Taking up a mandate in a multinational company can be a challenging experience for trade union and workers’ representatives in countries across Europe. And when it comes to board-level representation, the challenge becomes even greater. These difficulties have largely gone under the radar of policymakers at the EU level, but the case of France explored in this report illustrates well how board-level employee representation, as regulated by national law, can be of great relevance to the EU level and should be addressed by European trade union action.
As in many other Member States, France’s legal system grants employees the right to appoint one or two representatives to the boards of large companies and groups. However, a lesser-known characteristic of the French system obliges the newly appointed representatives to resign from the other workers’ representative mandates they may have elsewhere in the company once they come onto the board. In practice, employers do not apply this law consistently: whereas some workers’ representatives in French boardrooms are allowed to keep their other representative mandates, others are forced to resign not only from their mandates
within the same company (e.g. on the European Works Council) but also in their "foreign" subsidiaries.
This is not a minor issue.
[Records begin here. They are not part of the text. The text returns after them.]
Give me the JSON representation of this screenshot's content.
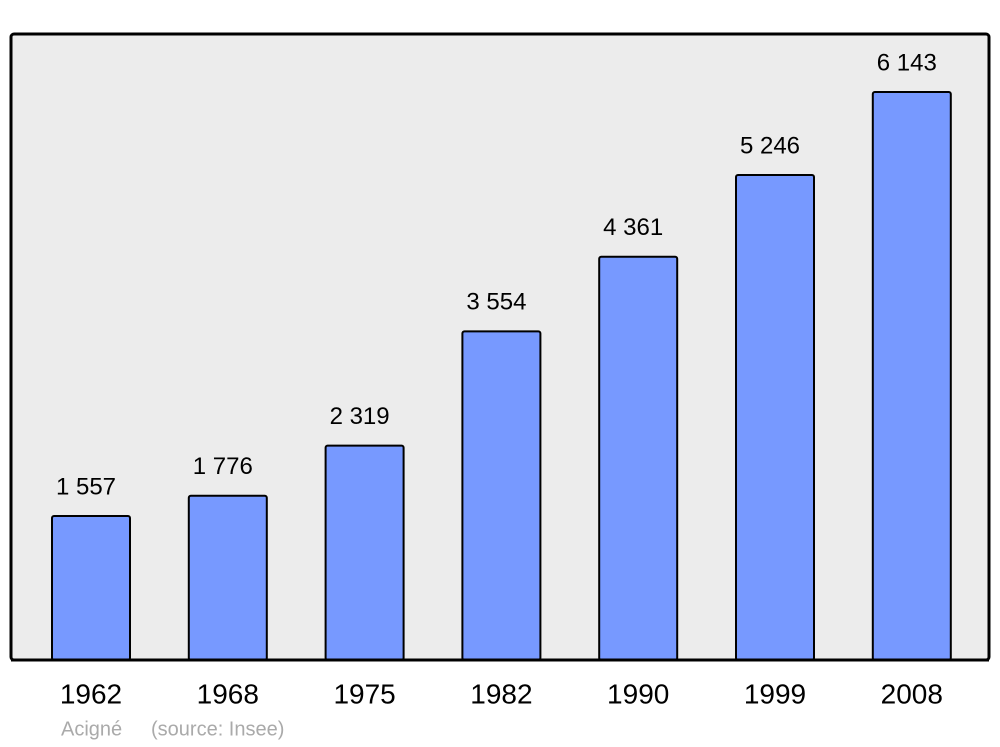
{
  "chart_data": {
    "type": "bar",
    "categories": [
      "1962",
      "1968",
      "1975",
      "1982",
      "1990",
      "1999",
      "2008"
    ],
    "values": [
      1557,
      1776,
      2319,
      3554,
      4361,
      5246,
      6143
    ],
    "value_labels": [
      "1 557",
      "1 776",
      "2 319",
      "3 554",
      "4 361",
      "5 246",
      "6 143"
    ],
    "color": "#7799ff",
    "subtitle": "Acigné",
    "source": "(source: Insee)"
  }
}
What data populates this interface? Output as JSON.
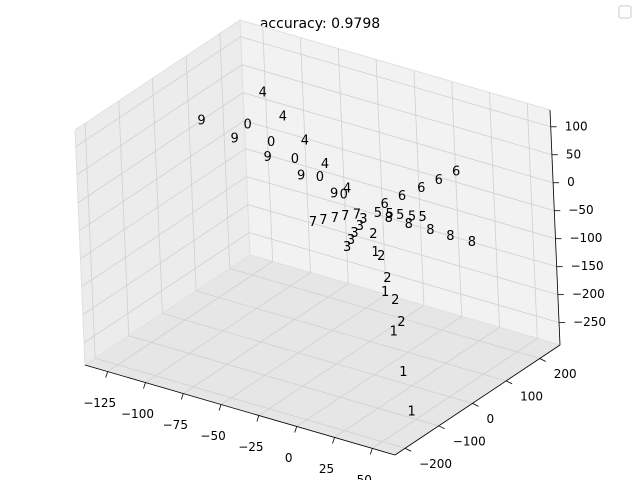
{
  "chart_data": {
    "type": "scatter3d",
    "title": "accuracy: 0.9798",
    "xlim": [
      -140,
      65
    ],
    "ylim": [
      -230,
      260
    ],
    "zlim": [
      -290,
      130
    ],
    "xticks": [
      {
        "value": -125,
        "label": "−125"
      },
      {
        "value": -100,
        "label": "−100"
      },
      {
        "value": -75,
        "label": "−75"
      },
      {
        "value": -50,
        "label": "−50"
      },
      {
        "value": -25,
        "label": "−25"
      },
      0,
      25,
      50
    ],
    "yticks": [
      {
        "value": -200,
        "label": "−200"
      },
      {
        "value": -100,
        "label": "−100"
      },
      0,
      100,
      200
    ],
    "zticks": [
      {
        "value": -250,
        "label": "−250"
      },
      {
        "value": -200,
        "label": "−200"
      },
      {
        "value": -150,
        "label": "−150"
      },
      {
        "value": -100,
        "label": "−100"
      },
      {
        "value": -50,
        "label": "−50"
      },
      0,
      50,
      100
    ],
    "grid": true,
    "series": [
      {
        "name": "0",
        "color": "#8b1cf2",
        "x": [
          -15,
          -30,
          -46,
          -61,
          -76
        ],
        "y": [
          -1,
          -3,
          -4,
          -6,
          -7
        ],
        "z": [
          20,
          40,
          60,
          80,
          100
        ]
      },
      {
        "name": "1",
        "color": "#4a5cf2",
        "x": [
          9,
          19,
          28,
          38,
          47
        ],
        "y": [
          -20,
          -40,
          -59,
          -79,
          -99
        ],
        "z": [
          -56,
          -112,
          -168,
          -224,
          -280
        ]
      },
      {
        "name": "2",
        "color": "#c2d68a",
        "x": [
          6,
          13,
          19,
          26,
          32
        ],
        "y": [
          -11,
          -21,
          -32,
          -42,
          -53
        ],
        "z": [
          -30,
          -60,
          -90,
          -120,
          -150
        ]
      },
      {
        "name": "3",
        "color": "#22d8e0",
        "x": [
          0,
          0,
          -1,
          -1,
          -1
        ],
        "y": [
          -12,
          -23,
          -35,
          -46,
          -58
        ],
        "z": [
          -8,
          -16,
          -24,
          -32,
          -40
        ]
      },
      {
        "name": "4",
        "color": "#5cf5c4",
        "x": [
          -17,
          -35,
          -52,
          -70,
          -87
        ],
        "y": [
          18,
          35,
          53,
          70,
          88
        ],
        "z": [
          22,
          44,
          66,
          88,
          110
        ]
      },
      {
        "name": "5",
        "color": "#1e9af0",
        "x": [
          5,
          11,
          16,
          22,
          27
        ],
        "y": [
          9,
          17,
          26,
          34,
          43
        ],
        "z": [
          -1,
          -2,
          -3,
          -4,
          -5
        ]
      },
      {
        "name": "6",
        "color": "#96f49a",
        "x": [
          4,
          8,
          13,
          17,
          21
        ],
        "y": [
          34,
          68,
          103,
          137,
          171
        ],
        "z": [
          4,
          8,
          12,
          16,
          20
        ]
      },
      {
        "name": "7",
        "color": "#ff9a55",
        "x": [
          -4,
          -9,
          -13,
          -18,
          -22
        ],
        "y": [
          -13,
          -25,
          -38,
          -50,
          -63
        ],
        "z": [
          -2,
          -4,
          -6,
          -8,
          -10
        ]
      },
      {
        "name": "8",
        "color": "#ff5530",
        "x": [
          11,
          21,
          32,
          42,
          53
        ],
        "y": [
          14,
          28,
          42,
          56,
          70
        ],
        "z": [
          -8,
          -16,
          -24,
          -32,
          -40
        ]
      },
      {
        "name": "9",
        "color": "#ff0000",
        "x": [
          -20,
          -40,
          -60,
          -80,
          -100
        ],
        "y": [
          -7,
          -14,
          -22,
          -29,
          -36
        ],
        "z": [
          20,
          40,
          60,
          80,
          100
        ]
      }
    ]
  }
}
One impacted group, for example, are non-French employee representatives, who have been elected to French company boards since a law in 2013 opened up the possibility for them to be appointed by European Works Councils as "second board-level employee representatives". This option has become increasingly available since the recent PACTE law, which made it compulsory to have two employee representatives on a board and accordingly lowered the thresholds.
The legal prohibition to accumulate mandates under French law substantially conflicts with the underlying logic of board-level employee representation in other European countries, where employee representatives sit on boards because their mandate is considered a right of their works councils or their trade union – at the very least, it is seen as the cherry on the cake of the employee representation system. It is of both practical and political relevance too, as non-French representatives often ground their legitimation on a parallel role in the (European) works council or the trade union delegation in their own company, which supports them in fulfilling their representative function on the board. The issue is complex and multifaceted, and the diversity of national and trade union contexts must be taken into consideration.